I am a long-time, but infrequent, user of Pinboard and have been trying to get in the habit of bookmarking more things. And although my current paid subscription doesn’t run out until 2027, I’m not paying for the archiving feature. So as I thought about how to integrate my bookmarks into this site, I started looking at how I might add that functionality. Pinboard uses wget
, which seems simple enough to mimic, and I also found other tools like SingleFile.
That’s when I ran across mention of ArchiveBox and decided that would be a way to have the archiving feature I want and don’t really need/want to expose to the public. So I spun it up on my in-home server, downloaded my bookmarks from Pinboard, and that’s when the coding began.
ArchiveBox was having trouble parsing the RSS feed from Pinboard, and as I started to dig into the code I found that instead of using an actual RSS parser, it was either parsing it using regexes (the generic_rss
parser) or an XML parser (the pinboard_rss
parser). Both of those seemed insane to me for a Python application to be doing when feedparser has practically been the gold standard of RSS/Atom parsers for 20 years.
After sleeping on it, I decided to roll up my sleeves, bang on some Python code, and produced a pull request that switches to using feedparser
. (The big thing I didn’t tackle is adding test cases because I haven’t yet wrapped my head around how to run those for the project when running it within Docker.)
Later, I realized that the RSS feed I was pulling of my bookmarks would be good for pulling on a schedule to keep archiving new bookmarks, but I actually needed to export my full list of bookmarks in JSON format and use that to get everything in the system from the start.
But that importer is broken, too.
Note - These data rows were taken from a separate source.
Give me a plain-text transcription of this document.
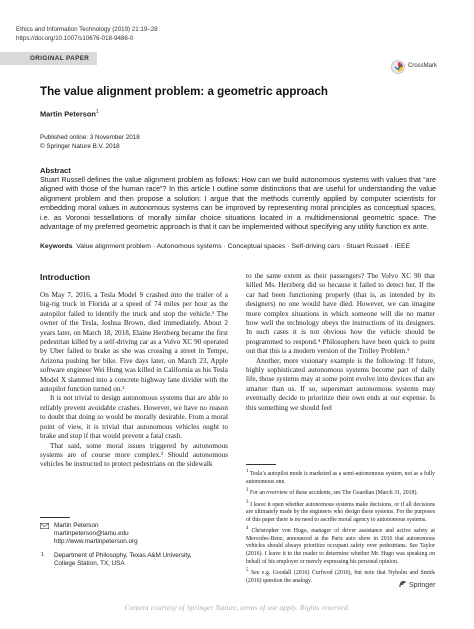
Ethics and Information Technology (2019) 21:19–28
https://doi.org/10.1007/s10676-018-9486-0
ORIGINAL PAPER
CrossMark
The value alignment problem: a geometric approach
Martin Peterson$^1$
Published online: 3 November 2018
© Springer Nature B.V. 2018
Abstract
Stuart Russell defines the value alignment problem as follows: How can we build autonomous systems with values that “are aligned with those of the human race”? In this article I outline some distinctions that are useful for understanding the value alignment problem and then propose a solution: I argue that the methods currently applied by computer scientists for embedding moral values in autonomous systems can be improved by representing moral principles as conceptual spaces, i.e. as Voronoi tessellations of morally similar choice situations located in a multidimensional geometric space. The advantage of my preferred geometric approach is that it can be implemented without specifying any utility function ex ante.
Keywords Value alignment problem · Autonomous systems · Conceptual spaces · Self-driving cars · Stuart Russell · IEEE
Introduction

On May 7, 2016, a Tesla Model S crashed into the trailer of a big-rig truck in Florida at a speed of 74 miles per hour as the autopilot failed to identify the truck and stop the vehicle.¹ The owner of the Tesla, Joshua Brown, died immediately. About 2 years later, on March 18, 2018, Elaine Herzberg became the first pedestrian killed by a self-driving car as a Volvo XC 90 operated by Uber failed to brake as she was crossing a street in Tempe, Arizona pushing her bike. Five days later, on March 23, Apple software engineer Wei Hung was killed in California as his Tesla Model X slammed into a concrete highway lane divider with the autopilot function turned on.²

It is not trivial to design autonomous systems that are able to reliably prevent avoidable crashes. However, we have no reason to doubt that doing so would be morally desirable. From a moral point of view, it is trivial that autonomous vehicles ought to brake and stop if that would prevent a fatal crash.

That said, some moral issues triggered by autonomous systems are of course more complex.³ Should autonomous vehicles be instructed to protect pedestrians on the sidewalk

to the same extent as their passengers? The Volvo XC 90 that killed Ms. Herzberg did so because it failed to detect her. If the car had been functioning properly (that is, as intended by its designers) no one would have died. However, we can imagine more complex situations in which someone will die no matter how well the technology obeys the instructions of its designers. In such cases it is not obvious how the vehicle should be programmed to respond.⁴ Philosophers have been quick to point out that this is a modern version of the Trolley Problem.⁵

Another, more visionary example is the following: If future, highly sophisticated autonomous systems become part of daily life, those systems may at some point evolve into devices that are smarter than us. If so, supersmart autonomous systems may eventually decide to prioritize their own ends at our expense. Is this something we should feel

Martin Peterson
martinpeterson@tamu.edu
http://www.martinpeterson.org
1 Department of Philosophy, Texas A&M University,
College Station, TX, USA
$^1$ Tesla’s autopilot mode is marketed as a semi-autonomous system, not as a fully autonomous one.
$^2$ For an overview of these accidents, see The Guardian (March 31, 2018).
$^3$ I leave it open whether autonomous systems make decisions, or if all decisions are ultimately made by the engineers who design these systems. For the purposes of this paper there is no need to ascribe moral agency to autonomous systems.
$^4$ Christopher von Hugo, manager of driver assistance and active safety at Mercedes-Benz, announced at the Paris auto show in 2016 that autonomous vehicles should always prioritize occupant safety over pedestrians. See Taylor (2016). I leave it to the reader to determine whether Mr. Hugo was speaking on behalf of his employer or merely expressing his personal opinion.
$^5$ See e.g. Goodall (2016) Curfwod (2016), but note that Nyholm and Smids (2016) question the analogy.
Springer
Content courtesy of Springer Nature, terms of use apply. Rights reserved.
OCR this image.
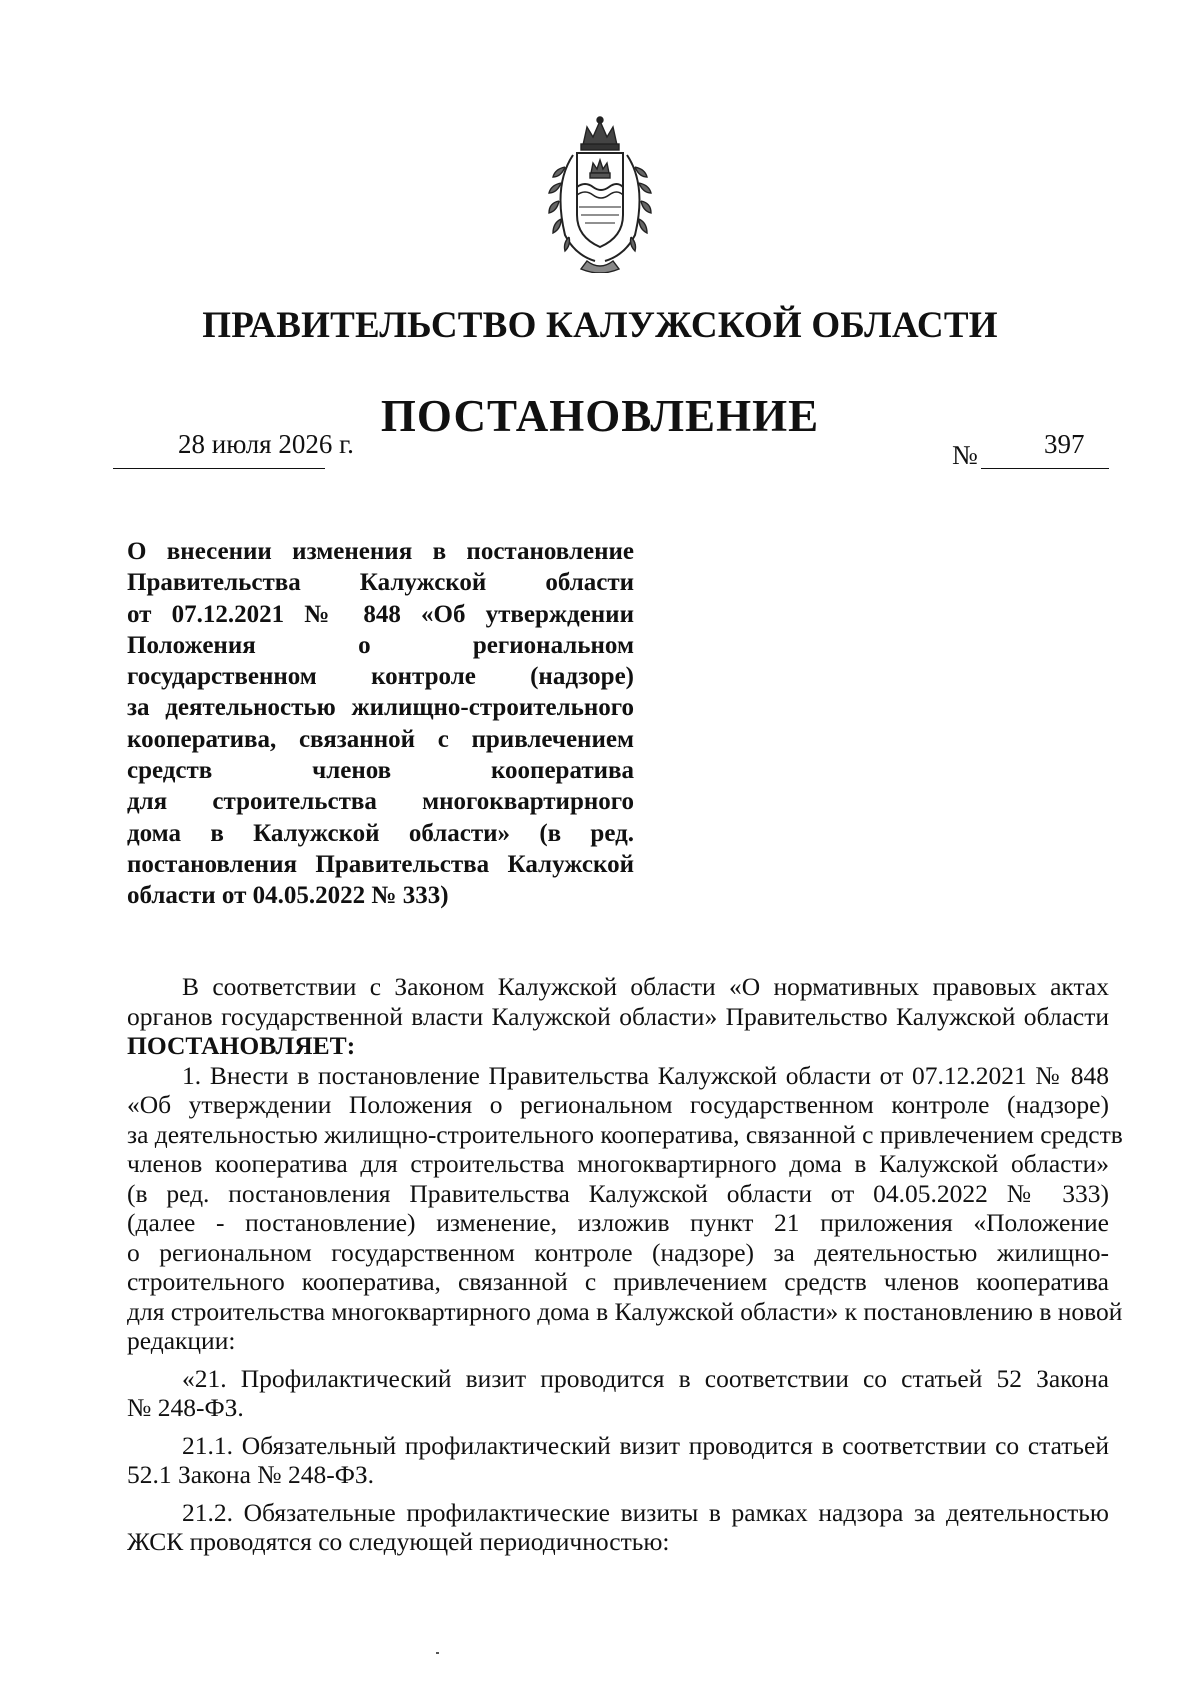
ПРАВИТЕЛЬСТВО КАЛУЖСКОЙ ОБЛАСТИ
ПОСТАНОВЛЕНИЕ
28 июля 2026 г.	№ 397
О внесении изменения в постановление
Правительства Калужской области
от 07.12.2021 № 848 «Об утверждении
Положения о региональном
государственном контроле (надзоре)
за деятельностью жилищно-строительного
кооператива, связанной с привлечением
средств членов кооператива
для строительства многоквартирного
дома в Калужской области» (в ред.
постановления Правительства Калужской
области от 04.05.2022 № 333)
В соответствии с Законом Калужской области «О нормативных правовых актах
органов государственной власти Калужской области» Правительство Калужской области
ПОСТАНОВЛЯЕТ:
1. Внести в постановление Правительства Калужской области от 07.12.2021 № 848
«Об утверждении Положения о региональном государственном контроле (надзоре)
за деятельностью жилищно-строительного кооператива, связанной с привлечением средств
членов кооператива для строительства многоквартирного дома в Калужской области»
(в ред. постановления Правительства Калужской области от 04.05.2022 № 333)
(далее - постановление) изменение, изложив пункт 21 приложения «Положение
о региональном государственном контроле (надзоре) за деятельностью жилищно-
строительного кооператива, связанной с привлечением средств членов кооператива
для строительства многоквартирного дома в Калужской области» к постановлению в новой
редакции:
«21. Профилактический визит проводится в соответствии со статьей 52 Закона
№ 248-ФЗ.
21.1. Обязательный профилактический визит проводится в соответствии со статьей
52.1 Закона № 248-ФЗ.
21.2. Обязательные профилактические визиты в рамках надзора за деятельностью
ЖСК проводятся со следующей периодичностью:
And again it’s because instead of just using the json
parser in the intended way, there was a hack to work around what appears to have been a poor design decision (ArchiveBox would prepend the filename to the file it read the JSON data from when storing it for later reading) that then got another hack piled on top of it when that decision was changed. The generic_json
parser used to just always skip the first line of the file, but when that stopped being necessary, that line-skipping wasn’t just removed, it was replaced with some code that suddenly expected the JSON file to look a certain way.
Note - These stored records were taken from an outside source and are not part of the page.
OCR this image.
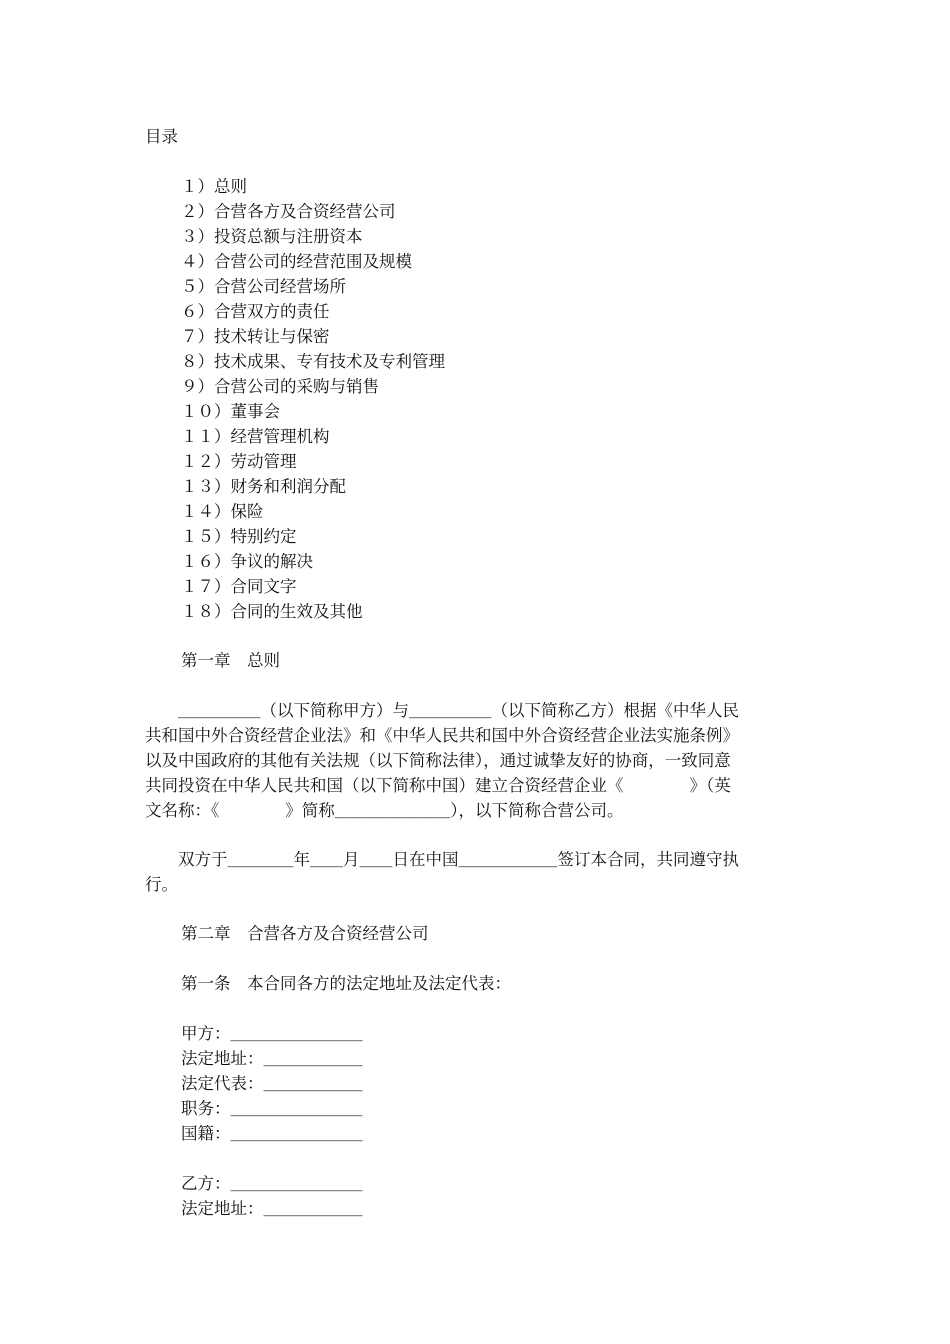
目录
１）总则
２）合营各方及合资经营公司
３）投资总额与注册资本
４）合营公司的经营范围及规模
５）合营公司经营场所
６）合营双方的责任
７）技术转让与保密
８）技术成果、专有技术及专利管理
９）合营公司的采购与销售
１０）董事会
１１）经营管理机构
１２）劳动管理
１３）财务和利润分配
１４）保险
１５）特别约定
１６）争议的解决
１７）合同文字
１８）合同的生效及其他
第一章　总则
　　＿＿＿＿＿（以下简称甲方）与＿＿＿＿＿（以下简称乙方）根据《中华人民
共和国中外合资经营企业法》和《中华人民共和国中外合资经营企业法实施条例》
以及中国政府的其他有关法规（以下简称法律），通过诚挚友好的协商，一致同意
共同投资在中华人民共和国（以下简称中国）建立合资经营企业《　　　　》（英
文名称：《　　　　》简称＿＿＿＿＿＿＿），以下简称合营公司。
　　双方于＿＿＿＿年＿＿月＿＿日在中国＿＿＿＿＿＿签订本合同，共同遵守执
行。
第二章　合营各方及合资经营公司
第一条　本合同各方的法定地址及法定代表：
甲方：＿＿＿＿＿＿＿＿
法定地址：＿＿＿＿＿＿
法定代表：＿＿＿＿＿＿
职务：＿＿＿＿＿＿＿＿
国籍：＿＿＿＿＿＿＿＿
乙方：＿＿＿＿＿＿＿＿
法定地址：＿＿＿＿＿＿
Now I’ve been reading more Python code and writing a little bit, and starting to get more comfortable some of the idioms. I didn’t make a full pull request for it, but my comment on the issue shows a different strategy of trying to parse the file as-is, and if that fails, skip the first line and try it again. That should handle any JSON files with garbage in the first line, such as what ArchiveBox used to store them as. And maybe there is some system out there that exports bookmarks in a format it calls JSON that actually has garbage on the first line. (I hope not.)
So with that workaround applied locally, my Pinboard bookmarks still don’t load because ArchiveBox uses the timestamp of the bookmark as a unique primary key and I have at least a couple of bookmarks that happen to have the same timestamp. I am glad to see that fixing that is project roadmap, but I feel like every time I dig deeper into trying to use ArchiveBox it has me wondering why I didn’t start from scratch and put together what I wanted from more discrete components.
I still like the idea of using ArchiveBox, and it is a good excuse to work on a Python-based project, but sometimes I find myself wondering if I should pay more attention my sense of code smell and just back away slowly.
(My current idea to work around the timestamp collision problem is to add some fake milliseconds to the timestamp as they are all added. That should avoid collisions from a single import. Or I could just edit my Pinboard export and cheat the times to duck the problem.)